In a 2°C hotter world, the annual number of days with exceptionally high temperatures and high thermal discomfort is expected to increase in some of the region’s capital cities, from 4 to 62 days in Amman (Jordan), 8 to 90 days in Baghdad (Iraq), and 1 to 71 days in Damascus (Syria). The greatest increases are expected in Beirut (Lebanon) and Riyadh (Saudi Arabia), where the numbers of hot days are projected to reach 126 and 132 days per year respectively. In a 4°C hotter world, the average number of hot days is projected to exceed 115 days per year in all of these cities. That would make for a very long and very hot summer.
What would this mean for the region?
MENA is the most water scarce region in the world. The availability of renewable water sources is generally below 1,000m 3 per capita per year (with the exception of a few countries), and as low as 16m 3 per capita in the United Arab Emirates. This compares to about 3,500m 3 per capita per year in Mexico, 4,500m 3 in East Asia Pacific countries, and 9,000m 3 in the USA. But the region has already done an impressive job coping with its inherent water scarcity; Yemen’s climate smart agriculture and Djibouti’s adoption of drought resistance management techniques are both examples of this. So there is no reason to doubt that it can also adapt to the new environment. It’s just that the stakes have become much higher.

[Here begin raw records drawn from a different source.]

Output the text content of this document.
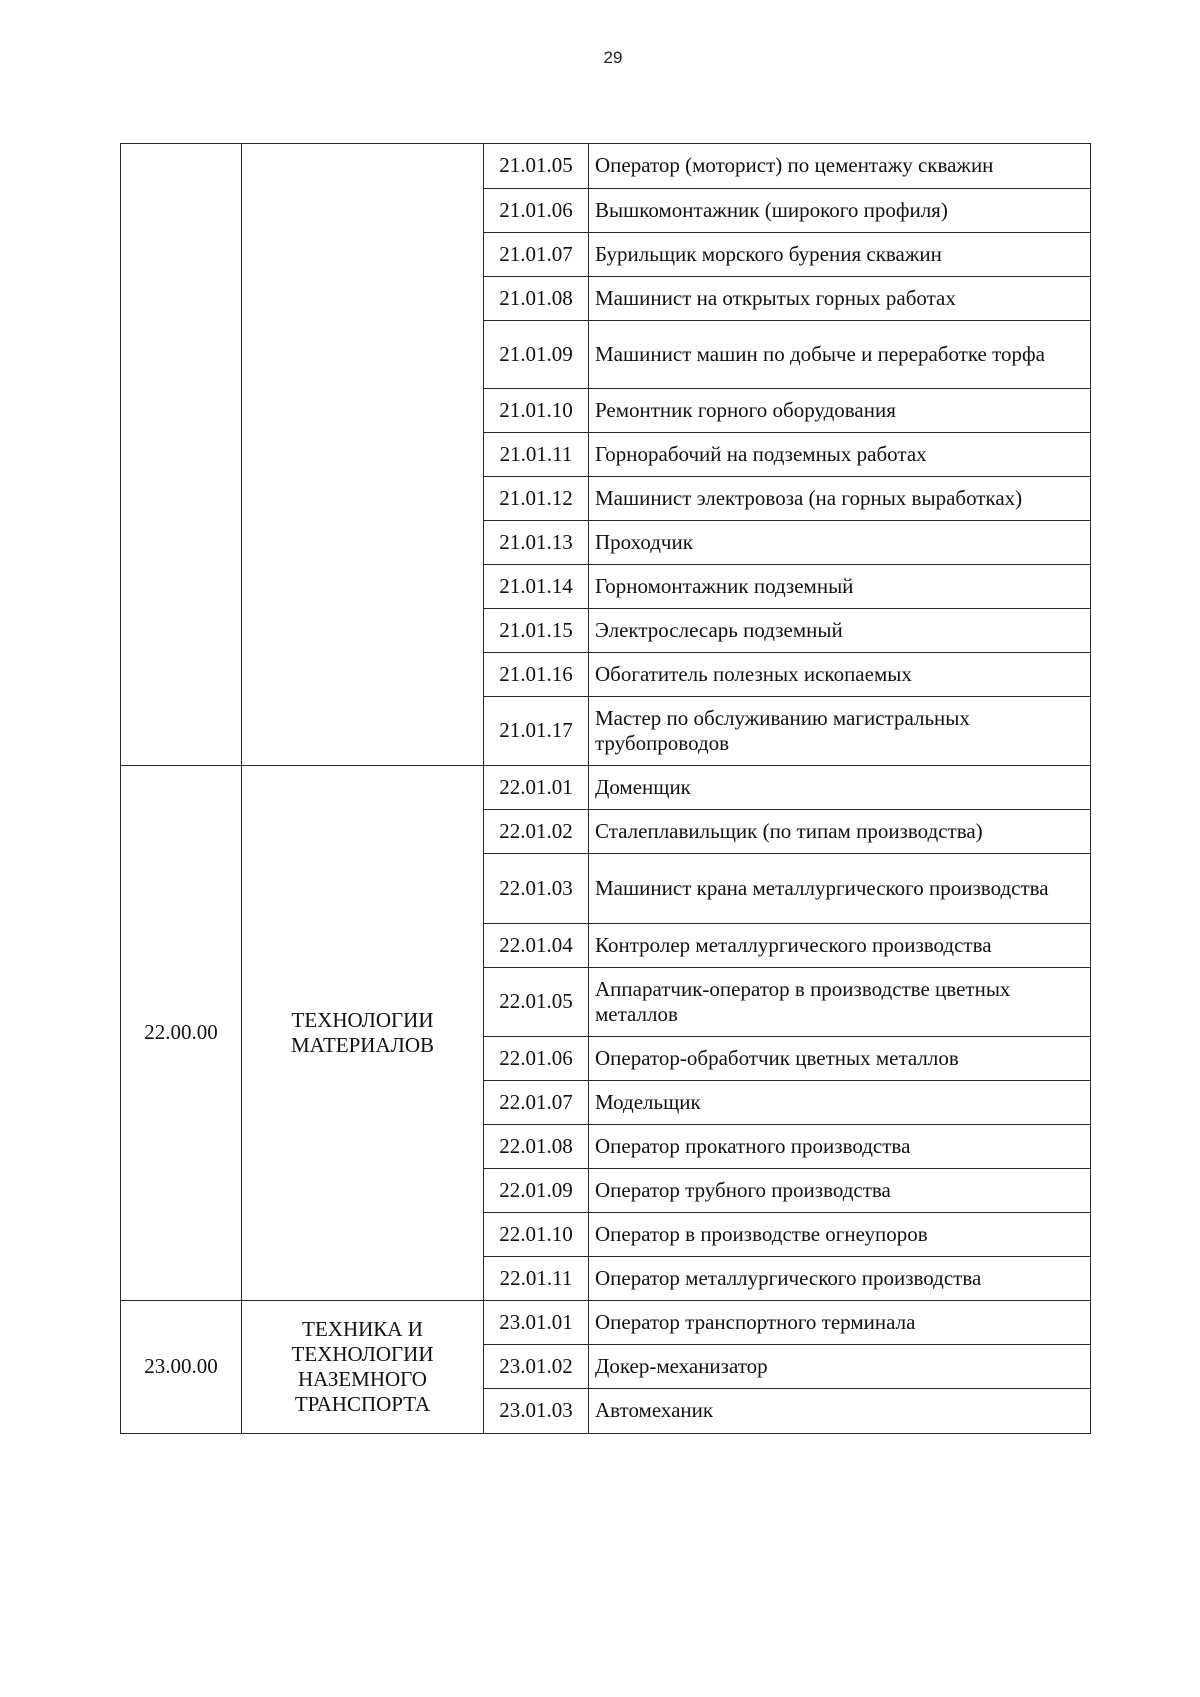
29
		21.01.05	Оператор (моторист) по цементажу скважин
		21.01.06	Вышкомонтажник (широкого профиля)
		21.01.07	Бурильщик морского бурения скважин
		21.01.08	Машинист на открытых горных работах
		21.01.09	Машинист машин по добыче и переработке торфа
		21.01.10	Ремонтник горного оборудования
		21.01.11	Горнорабочий на подземных работах
		21.01.12	Машинист электровоза (на горных выработках)
		21.01.13	Проходчик
		21.01.14	Горномонтажник подземный
		21.01.15	Электрослесарь подземный
		21.01.16	Обогатитель полезных ископаемых
		21.01.17	Мастер по обслуживанию магистральных трубопроводов
22.00.00	ТЕХНОЛОГИИ МАТЕРИАЛОВ	22.01.01	Доменщик
		22.01.02	Сталеплавильщик (по типам производства)
		22.01.03	Машинист крана металлургического производства
		22.01.04	Контролер металлургического производства
		22.01.05	Аппаратчик-оператор в производстве цветных металлов
		22.01.06	Оператор-обработчик цветных металлов
		22.01.07	Модельщик
		22.01.08	Оператор прокатного производства
		22.01.09	Оператор трубного производства
		22.01.10	Оператор в производстве огнеупоров
		22.01.11	Оператор металлургического производства
23.00.00	ТЕХНИКА И ТЕХНОЛОГИИ НАЗЕМНОГО ТРАНСПОРТА	23.01.01	Оператор транспортного терминала
		23.01.02	Докер-механизатор
		23.01.03	Автомеханик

Over time, rainfall is expected to decrease in the Maghreb and Mashreq regions. Lower rainfall, coupled with an increase in evaporation, will render local conditions even more arid. From the current situation of critical water and arable land scarcity, both the 2°C and 4°C warming scenarios would put further pressure on water resources and agriculture. Lower rainfall and higher temperatures will shorten the growing period of some crops. Some crop yields are expected to drop by 30 percent in a 2°C world and by 60 percent in a 4°C. For a region dependent on food imports, this could have serious consequences for food prices.
In addition, mountainous areas in Morocco, Algeria, Lebanon, Syria, Iraq, Iran and Turkey play an important role in the water supply of the region as they store a fraction of rainfall as snow. Projected reduction in snowfall and snow water storage will further decline water availability.
But this does not have to be our future
Together, we can take action to reduce climate change by placing a high price on carbon; reducing harmful fossil fuel subsidies; increasing investment in energy efficiency and renewable energy; encouraging climate smart agriculture; and building low carbon, climate resilient cities. Already, Yemen has increased its crop yields by improving local seed varieties and Morocco has invested massively in solar power, setting a regional—and global—example in reducing dependency on fossil fuels and cutting greenhouse gas emissions.
This is a start, but we need to do more before the summers get even longer and hotter.